Jake’s
Jake’s was the first job I found when I moved to Austin in 1975. I’d answered an ad for a Barmaid and was assured that no actual drink-mixing was involved- Jake’s was strictly a beer joint. From the outside, it was an odd shade of green, tucked into an obscure corner of downtown, among the used car lots. From the inside, Jake’s was dark, long and narrow, with a shuffleboard table running the length of the barroom and the sticky vinyl booths arranged along it. Above the shuffleboard table was a design in pink neon on the ceiling that brightened the room up a bit. The other distinctive decoration that I remember was a sign that said “Jake’s” made entirely out of interesting pens. It was a Texas temple to neon, beer and grease.
The man who ran Jake’s was called Pee Wee, and he lived above the bar with his wife Marie . I felt very lucky that Pee Wee wanted to impress me with
what an excellent cook he was. He fed me my first fried oyster. It was steaming and crisp, contrasting perfectly with his tangy homemade tartar sauce. His fried chicken was so good that my hippie friends would risk bodily harm to obtain some- Jake’s wasn’t the kind of place you saw a lot of long hair in. He tried to get me to try his chicken-fried steak, but that was where I drew the culinary line, back then.
The waitress who tended the tables while I tended the bar with was a tattooed biker chick- and this was before a lot of women had tattoos. She told me wild stories about her family- her daddy was a preacher and mama was a barrel-rider. Working at Jake’s was my like my personal Texas immersion program. I liked being a bartender- having the bar between me and the action on the floor made me feel somewhat safe and protected.
There were mainly two groups that hung out at Jake’s. The afternoon crowd was the quieter set- Government workers and guys from the car lots who’d have a couple of beers and a game or two of shuffleboard before heading off to wherever it was that grown-ups lived. Later in the evening came the frat boys from UT, including some whose fathers owned those car lots we were surrounded by. Getting drunk at Jake’s was a rite of passage for them and they worked hard to get it right. The jukebox played “Blue Eyes Cryin in the Rain”, “In Heaven there is no beer” and “Are you sure Hank done it this way?”

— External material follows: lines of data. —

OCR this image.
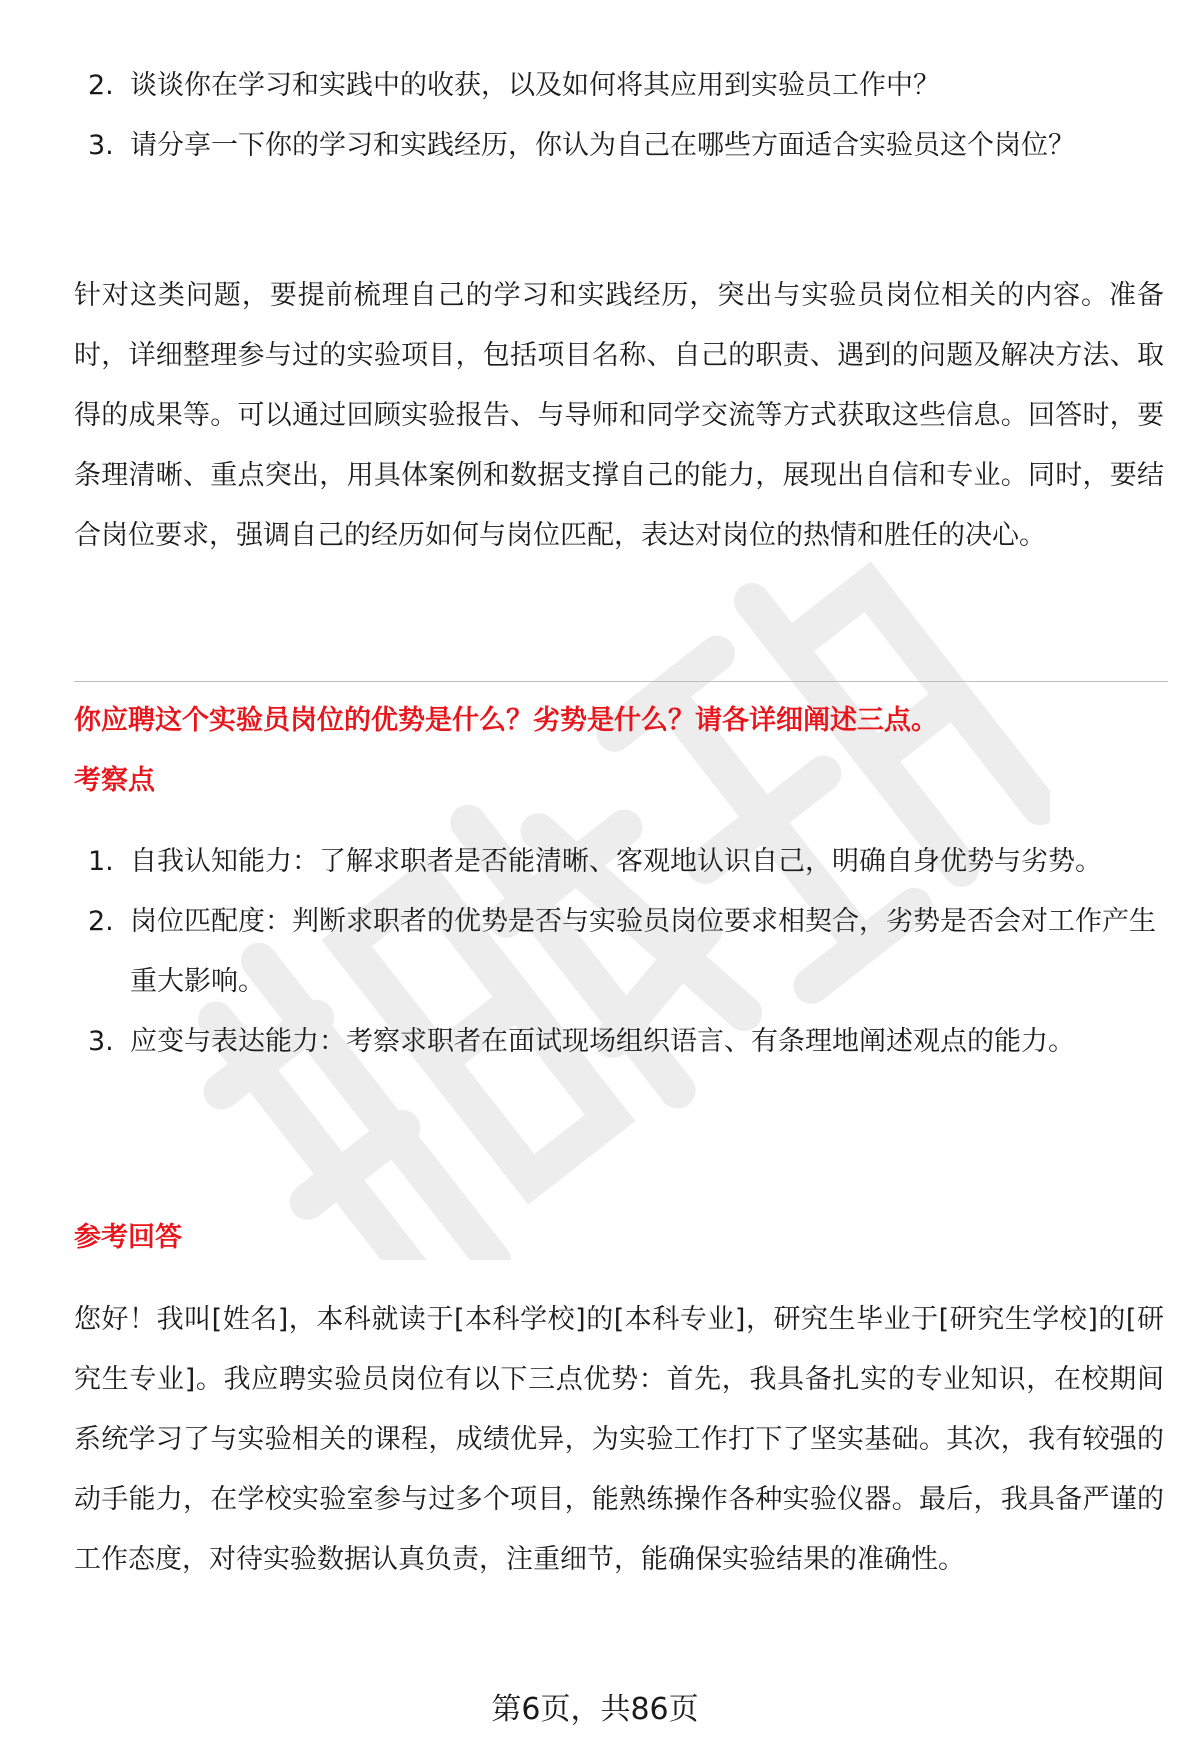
2. 谈谈你在学习和实践中的收获，以及如何将其应用到实验员工作中？
3. 请分享一下你的学习和实践经历，你认为自己在哪些方面适合实验员这个岗位？

针对这类问题，要提前梳理自己的学习和实践经历，突出与实验员岗位相关的内容。准备时，详细整理参与过的实验项目，包括项目名称、自己的职责、遇到的问题及解决方法、取得的成果等。可以通过回顾实验报告、与导师和同学交流等方式获取这些信息。回答时，要条理清晰、重点突出，用具体案例和数据支撑自己的能力，展现出自信和专业。同时，要结合岗位要求，强调自己的经历如何与岗位匹配，表达对岗位的热情和胜任的决心。

你应聘这个实验员岗位的优势是什么？劣势是什么？请各详细阐述三点。
考察点
1. 自我认知能力：了解求职者是否能清晰、客观地认识自己，明确自身优势与劣势。
2. 岗位匹配度：判断求职者的优势是否与实验员岗位要求相契合，劣势是否会对工作产生重大影响。
3. 应变与表达能力：考察求职者在面试现场组织语言、有条理地阐述观点的能力。
参考回答

您好！我叫[姓名]，本科就读于[本科学校]的[本科专业]，研究生毕业于[研究生学校]的[研究生专业]。我应聘实验员岗位有以下三点优势：首先，我具备扎实的专业知识，在校期间系统学习了与实验相关的课程，成绩优异，为实验工作打下了坚实基础。其次，我有较强的动手能力，在学校实验室参与过多个项目，能熟练操作各种实验仪器。最后，我具备严谨的工作态度，对待实验数据认真负责，注重细节，能确保实验结果的准确性。

第6页，共86页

One afternoon a grizzled patron sat at the bar and issued an order that I could not understand.
“Puh!” he said, “I want a Puh!” I wracked my brains and looked at my selection and decided that he was trying to say “Bud”. I opened a Budwieser and placed it before him. He looked at it, and me, with utter contempt.
“That’s a Budwieser!” he sniffed.
“ Well, what did you want?”
“PUH! PUH!”
Finally, the light went on. Oh, Pearl. I’d forgotten about Pearl. I think probably everyone has forgotten about Pearl. They tore down Jake’s and really, truly put up a parking lot.